As the COVID Marshal you will be expected to monitor and manage social distancing measures, wherever possible, we should keep at least 2 metres away from others.

 

Where possible the Marshal must ensure:

  • work areas are designed to keep people 2m apart;
  • there are clearly marked areas using floor paint or tape to help people keep a 2m distance;
  • suitable signage is established to remind people to keep a 2m distance;
  • we remind people to avoid working face-to-face, for example working side-by-side.

It is important that we regularly remind people to follow the social
distancing measures. Remember this is new to us all and people may forget, some times a gentle reminder will be enough. If people continue not to follow the rules they must be reported to the Employer.

 

Where social distancing is not possible there must be a safe working procedure. You must ensure these are followed and reviewed regularly.

COVID Risk Assessment

Everyone needs to assess and manage the risks of COVID-19. Your employer, has a legal responsibility to protect workers and others from risk to their health and safety.
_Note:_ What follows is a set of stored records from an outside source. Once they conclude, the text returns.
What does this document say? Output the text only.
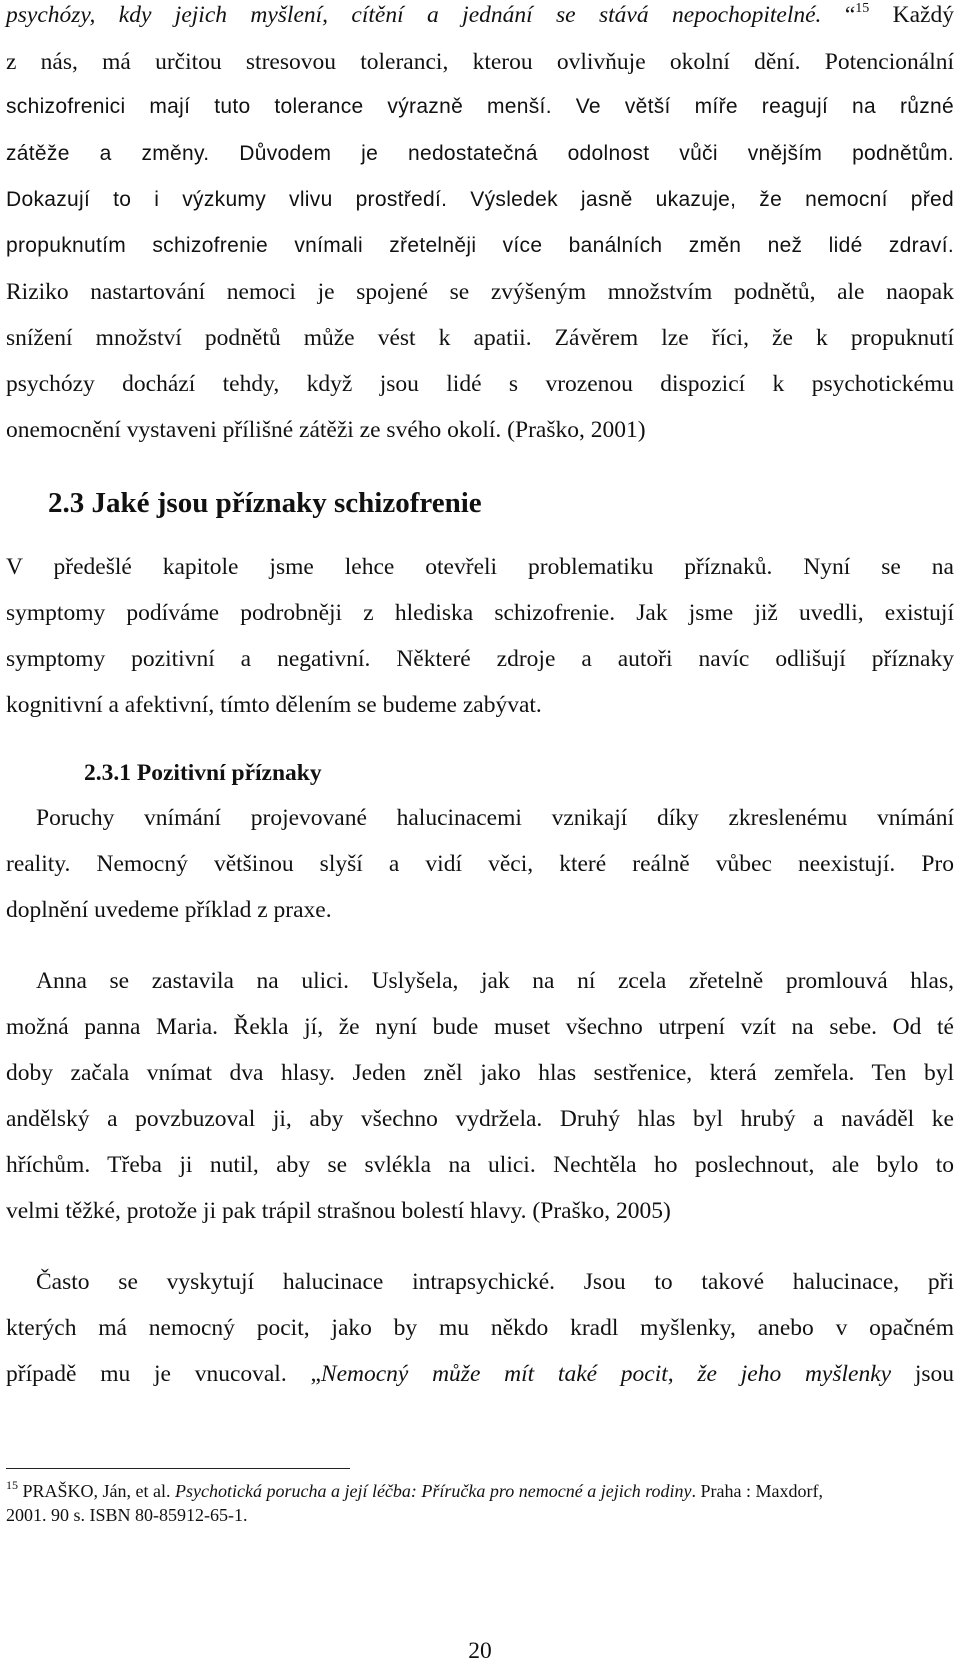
psychózy, kdy jejich myšlení, cítění a jednání se stává nepochopitelné. “$^{15}$ Každý
z nás, má určitou stresovou toleranci, kterou ovlivňuje okolní dění. Potencionální
schizofrenici mají tuto tolerance výrazně menší. Ve větší míře reagují na různé
zátěže a změny. Důvodem je nedostatečná odolnost vůči vnějším podnětům.
Dokazují to i výzkumy vlivu prostředí. Výsledek jasně ukazuje, že nemocní před
propuknutím schizofrenie vnímali zřetelněji více banálních změn než lidé zdraví.
Riziko nastartování nemoci je spojené se zvýšeným množstvím podnětů, ale naopak
snížení množství podnětů může vést k apatii. Závěrem lze říci, že k propuknutí
psychózy dochází tehdy, když jsou lidé s vrozenou dispozicí k psychotickému
onemocnění vystaveni přílišné zátěži ze svého okolí. (Praško, 2001)
2.3 Jaké jsou příznaky schizofrenie
V předešlé kapitole jsme lehce otevřeli problematiku příznaků. Nyní se na
symptomy podíváme podrobněji z hlediska schizofrenie. Jak jsme již uvedli, existují
symptomy pozitivní a negativní. Některé zdroje a autoři navíc odlišují příznaky
kognitivní a afektivní, tímto dělením se budeme zabývat.
2.3.1 Pozitivní příznaky
Poruchy vnímání projevované halucinacemi vznikají díky zkreslenému vnímání
reality. Nemocný většinou slyší a vidí věci, které reálně vůbec neexistují. Pro
doplnění uvedeme příklad z praxe.
Anna se zastavila na ulici. Uslyšela, jak na ní zcela zřetelně promlouvá hlas,
možná panna Maria. Řekla jí, že nyní bude muset všechno utrpení vzít na sebe. Od té
doby začala vnímat dva hlasy. Jeden zněl jako hlas sestřenice, která zemřela. Ten byl
andělský a povzbuzoval ji, aby všechno vydržela. Druhý hlas byl hrubý a naváděl ke
hříchům. Třeba ji nutil, aby se svlékla na ulici. Nechtěla ho poslechnout, ale bylo to
velmi těžké, protože ji pak trápil strašnou bolestí hlavy. (Praško, 2005)
Často se vyskytují halucinace intrapsychické. Jsou to takové halucinace, při
kterých má nemocný pocit, jako by mu někdo kradl myšlenky, anebo v opačném
případě mu je vnucoval. „Nemocný může mít také pocit, že jeho myšlenky jsou
$^{15}$ PRAŠKO, Ján, et al. Psychotická porucha a její léčba: Příručka pro nemocné a jejich rodiny. Praha : Maxdorf,
2001. 90 s. ISBN 80-85912-65-1.
20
This means they need to think about the risks employees and others face and do everything reasonably practicable to minimise them, recognising you cannot completely eliminate the risk of COVID-19.

 

As the COVID Marshal you must make sure that you are aware of the COVID Risk Assessment for your business and how it addresses the risks of COVID-19.

 

You may get asked to assist in the risk assessment process and provide feedback. The risk assessment will help you decide whether you have done everything you need to. There are interactive tools available to support you from the Health and Safety Executive(HSE).

 

Reactive Duties

It is important that the COVID Marshal understands what to do in the event someone becomes ill at work. These will be know as Reactive Duties.

 

Reactive duties of the COVID Marshal, include:

  • Deal with any instances on site where an individual is displaying symptoms or has been confirmed with COVID-19.
  • Isolate an individual with symptoms in an isolated room/ segregated area away from all other site staff.
  • Follow organisation protocol for individuals with COVID-19 symptoms (send them home and advise them to contact their GP)
  • Assist in employee tracing should there be a confirmed case of COVID-19.


 

As covered in the first module in this training (COVID-19 Back to Work) the COVID Marshal must remind employees of the key symptoms:

  • A high temperature.
  • A new, continuous cough
  • Loss of smell and / or loss of taste.

It the event of an employee becoming unwell at work they must be sent home immediately. All areas and surfaces that they may have touched must be deep cleaned and the employee tracing must start straight away.